Born to an upper-class family with noble heritage in Falenty, Poland, on the outskirts of Warsaw, Marta Abakanowicz grew up idyllically, and then very quickly. German tanks arrived in 1939; her mother’s arm was shot off by a drunken soldier four years later, and the family began fleeing consecutive Soviet and Nazi invasions. She became a nurse's aide at age 14 at a hospital in Warsaw, a child witnessing firsthand the horrors of war. As the frontlines approached, the family moved to anonymity on the Baltic coast. After completing high school, Marta changed her name to Magdalena and moved to Warsaw, doing manual labor and giving blood to support herself.

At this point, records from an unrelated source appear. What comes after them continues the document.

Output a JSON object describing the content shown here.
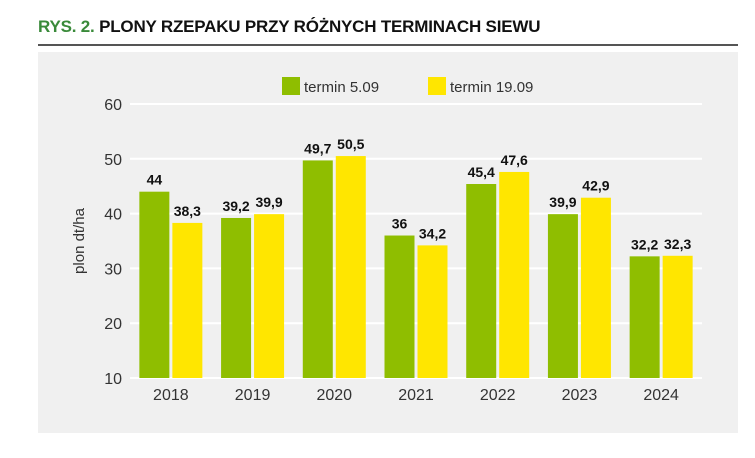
{
  "header": {
    "prefix": "RYS. 2.",
    "title": "PLONY RZEPAKU PRZY RÓŻNYCH TERMINACH SIEWU"
  },
  "chart_data": {
    "type": "bar",
    "title": "PLONY RZEPAKU PRZY RÓŻNYCH TERMINACH SIEWU",
    "xlabel": "",
    "ylabel": "plon dt/ha",
    "ylim": [
      10,
      60
    ],
    "yticks": [
      10,
      20,
      30,
      40,
      50,
      60
    ],
    "grid": true,
    "legend_position": "top",
    "categories": [
      "2018",
      "2019",
      "2020",
      "2021",
      "2022",
      "2023",
      "2024"
    ],
    "series": [
      {
        "name": "termin 5.09",
        "color": "#8fbe00",
        "values": [
          44,
          39.2,
          49.7,
          36,
          45.4,
          39.9,
          32.2
        ],
        "labels": [
          "44",
          "39,2",
          "49,7",
          "36",
          "45,4",
          "39,9",
          "32,2"
        ]
      },
      {
        "name": "termin 19.09",
        "color": "#ffe600",
        "values": [
          38.3,
          39.9,
          50.5,
          34.2,
          47.6,
          42.9,
          32.3
        ],
        "labels": [
          "38,3",
          "39,9",
          "50,5",
          "34,2",
          "47,6",
          "42,9",
          "32,3"
        ]
      }
    ]
  }
}
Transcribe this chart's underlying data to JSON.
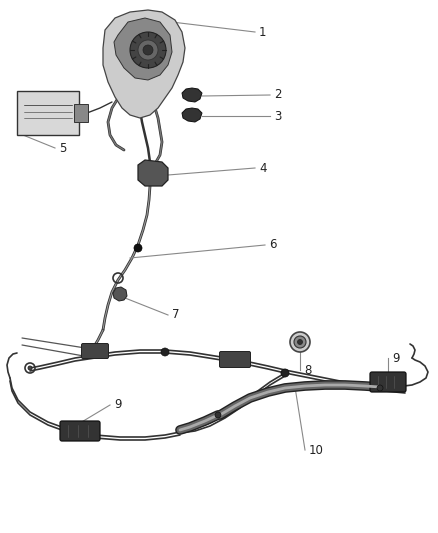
{
  "bg_color": "#ffffff",
  "line_color": "#333333",
  "dark_color": "#1a1a1a",
  "mid_color": "#555555",
  "light_color": "#aaaaaa",
  "figsize": [
    4.38,
    5.33
  ],
  "dpi": 100,
  "leader_color": "#888888",
  "label_fontsize": 8.5
}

After enrolling in the Academy of Fine Arts in Warsaw at age 20, Abakanowicz would be discouraged from the “masculine” discipline of painting, which was ultimately for the best, as her bold vision and creative playing with medium would have been constricted and confined in the state-approved genre of Socialist Realism. It was this considerable corresponding lack of academic and masculine oversight which allowed her true creative freedom.

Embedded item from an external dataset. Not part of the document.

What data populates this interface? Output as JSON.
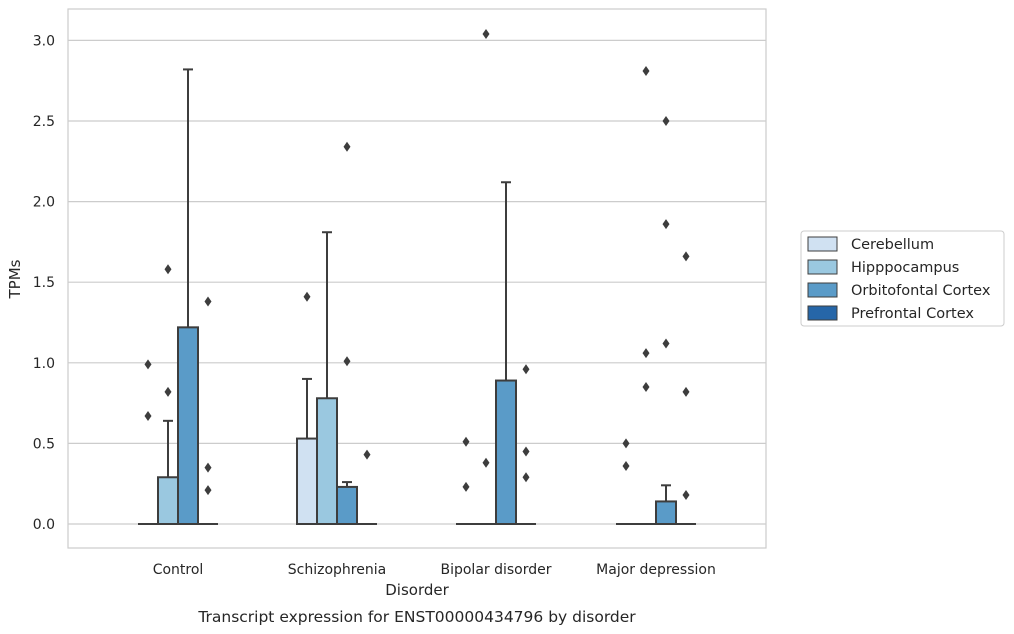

Following her education, Abakanowicz began to make work influenced by Constructivism, leading to her first solo show in Warsaw in the spring of 1960 that featured four weavings alongside her gouaches and watercolors. This show led to her inclusion in the first Biennale Internationale de le Tapisserie in Lausanne, Switzerland, in 1962, which would shape the rest of her artistic development, and marked the beginning of her Abakans.

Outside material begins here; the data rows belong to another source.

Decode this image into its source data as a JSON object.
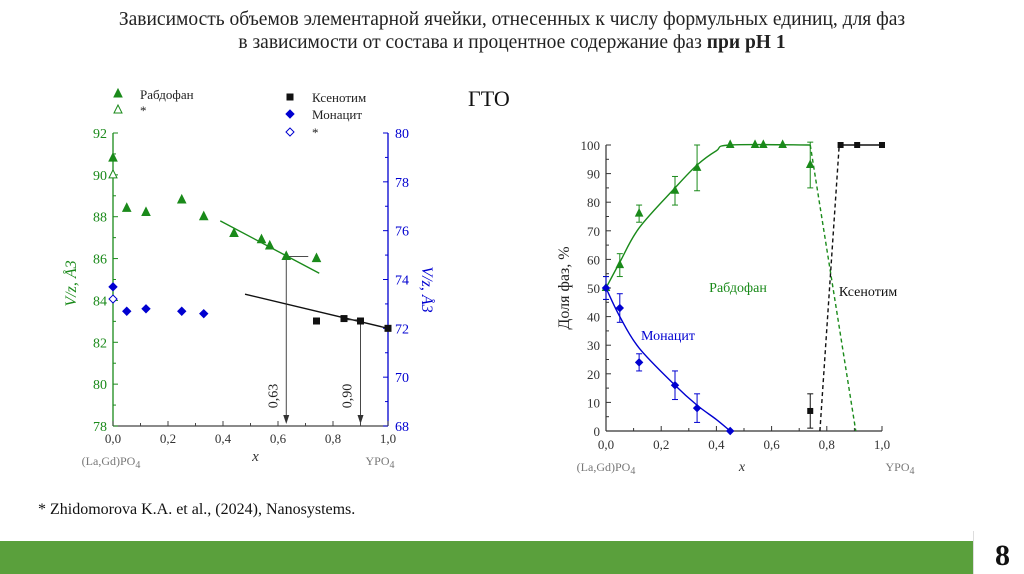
{
  "slide": {
    "title_line1": "Зависимость объемов элементарной ячейки, отнесенных к числу формульных единиц, для фаз",
    "title_line2": "в зависимости от состава и процентное содержание фаз ",
    "title_bold": "при pH 1",
    "gto_label": "ГТО",
    "reference": "* Zhidomorova K.A. et al., (2024), Nanosystems.",
    "page_number": "8"
  },
  "colors": {
    "green": "#1a8a1a",
    "blue": "#0000d0",
    "black": "#111111",
    "gray": "#777777",
    "footer": "#5aa03c"
  },
  "chart_data": [
    {
      "type": "scatter",
      "title": "",
      "xlabel": "x",
      "ylabel_left": "V/z, Å3",
      "ylabel_right": "V/z, Å3",
      "x_ticks": [
        "0,0",
        "0,2",
        "0,4",
        "0,6",
        "0,8",
        "1,0"
      ],
      "yleft_ticks": [
        "78",
        "80",
        "82",
        "84",
        "86",
        "88",
        "90",
        "92"
      ],
      "yright_ticks": [
        "68",
        "70",
        "72",
        "74",
        "76",
        "78",
        "80"
      ],
      "xlim": [
        0,
        1.0
      ],
      "ylim_left": [
        78,
        92
      ],
      "ylim_right": [
        68,
        80
      ],
      "x_end_left": "(La,Gd)PO4",
      "x_end_right": "YPO4",
      "legend": [
        {
          "name": "Рабдофан",
          "marker": "triangle-filled",
          "color": "green"
        },
        {
          "name": "*",
          "marker": "triangle-open",
          "color": "green"
        },
        {
          "name": "Ксенотим",
          "marker": "square-filled",
          "color": "black"
        },
        {
          "name": "Монацит",
          "marker": "diamond-filled",
          "color": "blue"
        },
        {
          "name": "*",
          "marker": "diamond-open",
          "color": "blue"
        }
      ],
      "series": [
        {
          "name": "Рабдофан",
          "axis": "left",
          "color": "green",
          "marker": "triangle",
          "x": [
            0,
            0.05,
            0.12,
            0.25,
            0.33,
            0.44,
            0.54,
            0.57,
            0.63,
            0.74
          ],
          "y": [
            90.8,
            88.4,
            88.2,
            88.8,
            88.0,
            87.2,
            86.9,
            86.6,
            86.1,
            86.0
          ]
        },
        {
          "name": "Рабдофан *",
          "axis": "left",
          "color": "green",
          "marker": "triangle-open",
          "x": [
            0
          ],
          "y": [
            90.0
          ]
        },
        {
          "name": "Монацит",
          "axis": "right",
          "color": "blue",
          "marker": "diamond",
          "x": [
            0,
            0.05,
            0.12,
            0.25,
            0.33
          ],
          "y": [
            73.7,
            72.7,
            72.8,
            72.7,
            72.6
          ]
        },
        {
          "name": "Монацит *",
          "axis": "right",
          "color": "blue",
          "marker": "diamond-open",
          "x": [
            0
          ],
          "y": [
            73.2
          ]
        },
        {
          "name": "Ксенотим",
          "axis": "right",
          "color": "black",
          "marker": "square",
          "x": [
            0.74,
            0.84,
            0.9,
            1.0
          ],
          "y": [
            72.3,
            72.4,
            72.3,
            72.0
          ]
        }
      ],
      "trend_lines": [
        {
          "axis": "left",
          "color": "green",
          "x": [
            0.39,
            0.75
          ],
          "y": [
            87.8,
            85.3
          ]
        },
        {
          "axis": "right",
          "color": "black",
          "x": [
            0.48,
            1.0
          ],
          "y": [
            73.4,
            72.0
          ]
        }
      ],
      "annotations": [
        {
          "text": "0,63",
          "x": 0.63
        },
        {
          "text": "0,90",
          "x": 0.9
        }
      ]
    },
    {
      "type": "scatter",
      "title": "",
      "xlabel": "x",
      "ylabel": "Доля фаз, %",
      "x_ticks": [
        "0,0",
        "0,2",
        "0,4",
        "0,6",
        "0,8",
        "1,0"
      ],
      "y_ticks": [
        "0",
        "10",
        "20",
        "30",
        "40",
        "50",
        "60",
        "70",
        "80",
        "90",
        "100"
      ],
      "xlim": [
        0,
        1.0
      ],
      "ylim": [
        0,
        100
      ],
      "x_end_left": "(La,Gd)PO4",
      "x_end_right": "YPO4",
      "series": [
        {
          "name": "Рабдофан",
          "color": "green",
          "marker": "triangle",
          "x": [
            0,
            0.05,
            0.12,
            0.25,
            0.33,
            0.45,
            0.54,
            0.57,
            0.64,
            0.74
          ],
          "y": [
            50,
            58,
            76,
            84,
            92,
            100,
            100,
            100,
            100,
            93
          ],
          "err": [
            4,
            4,
            3,
            5,
            8,
            0,
            0,
            0,
            0,
            8
          ]
        },
        {
          "name": "Монацит",
          "color": "blue",
          "marker": "diamond",
          "x": [
            0,
            0.05,
            0.12,
            0.25,
            0.33,
            0.45
          ],
          "y": [
            50,
            43,
            24,
            16,
            8,
            0
          ],
          "err": [
            4,
            5,
            3,
            5,
            5,
            0
          ]
        },
        {
          "name": "Ксенотим",
          "color": "black",
          "marker": "square",
          "x": [
            0.74,
            0.85,
            0.91,
            1.0
          ],
          "y": [
            7,
            100,
            100,
            100
          ],
          "err": [
            6,
            0,
            0,
            0
          ]
        }
      ],
      "fit_curves": [
        {
          "name": "Рабдофан fit",
          "color": "green",
          "dash": false,
          "x": [
            0,
            0.05,
            0.12,
            0.25,
            0.33,
            0.4,
            0.45,
            0.74
          ],
          "y": [
            50,
            59,
            71,
            85,
            93,
            98,
            100,
            100
          ]
        },
        {
          "name": "Рабдофан fit (dashed)",
          "color": "green",
          "dash": true,
          "x": [
            0.74,
            0.905
          ],
          "y": [
            100,
            0
          ]
        },
        {
          "name": "Монацит fit",
          "color": "blue",
          "dash": false,
          "x": [
            0,
            0.05,
            0.12,
            0.25,
            0.33,
            0.4,
            0.45
          ],
          "y": [
            50,
            40,
            29,
            16,
            9,
            4,
            0
          ]
        },
        {
          "name": "Ксенотим fit (dashed)",
          "color": "black",
          "dash": true,
          "x": [
            0.775,
            0.845
          ],
          "y": [
            0,
            100
          ]
        },
        {
          "name": "Ксенотим top",
          "color": "black",
          "dash": false,
          "x": [
            0.845,
            1.0
          ],
          "y": [
            100,
            100
          ]
        }
      ],
      "labels": [
        {
          "text": "Рабдофан",
          "color": "green"
        },
        {
          "text": "Монацит",
          "color": "blue"
        },
        {
          "text": "Ксенотим",
          "color": "black"
        }
      ]
    }
  ]
}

Abakanowicz’s eponymous Abakans are three-dimensional fiber works span as much as thirteen feet, woven using her own technique from found material, including sisal ropes from harbors, along with rope, hemp, flax, wool, and horsehair. Abakans are womb-like, both comforting and suffocating in their envelopment, and ominous when presenting in multiples. Abakanowicz was childless; the spaces she creates make the viewer’s role embryonic. The womanly art of textile work produced flat decorations to be looked at; Abakanowicz creates an inoccupancy a viewer can’t help but experience. The subject of Abakanowicz’s oeuvre was primarily the human body, which she dissected and reassembled with a calculated omniscience, as if she herself did not possess one. “When examining man, I am in fact examining myself,” she said. “My forms are the skins I strip off myself one by one, marking the milestones along my road.” NANA (Red with Black) is a behemoth, a true Abakan, roughhewn and laboriously stitched, an excellent example of exactly the type of labor Abakanowicz wished onlookers to experience.
The influence of Abakanowicz’s childhood can be seen in the disfigured forms of the latter part of her career, never whole but sometimes clumped together, missing integral parts but standing on their own. Chicagoans will be quick to recognize Agora (2004-06), an installation of 106 headless and armless iron sculptures in Grant Park, the largest figurative sculpture of its time. Agora evokes a sense of crowdedness, yet even en masse, the forms are unique in texture, with surfaces resembling skin or bark.
Our second offering, Untitled (Face) (2005), comes from a private collection, acquired directly from the artist during her tenure in Chicago during the creation of Agora. Untitled (Face) is an amalgamation of Abakanowicz’s study of the human form, disembodied and fragile, close-mouthed, and creased with concern. It is equal parts haunting and earnest, a fitting offering from the artist herself.
Abakanowicz was laid to rest in Warsaw in 2017. In addition to her contribution to the landscape of Chicago, Abakanowicz’s work has been collected internationally and her accolades are many, though perhaps her biggest achievement has been the indelible mark she left as an artist on the practice of installation and the experience given to the viewer in her work.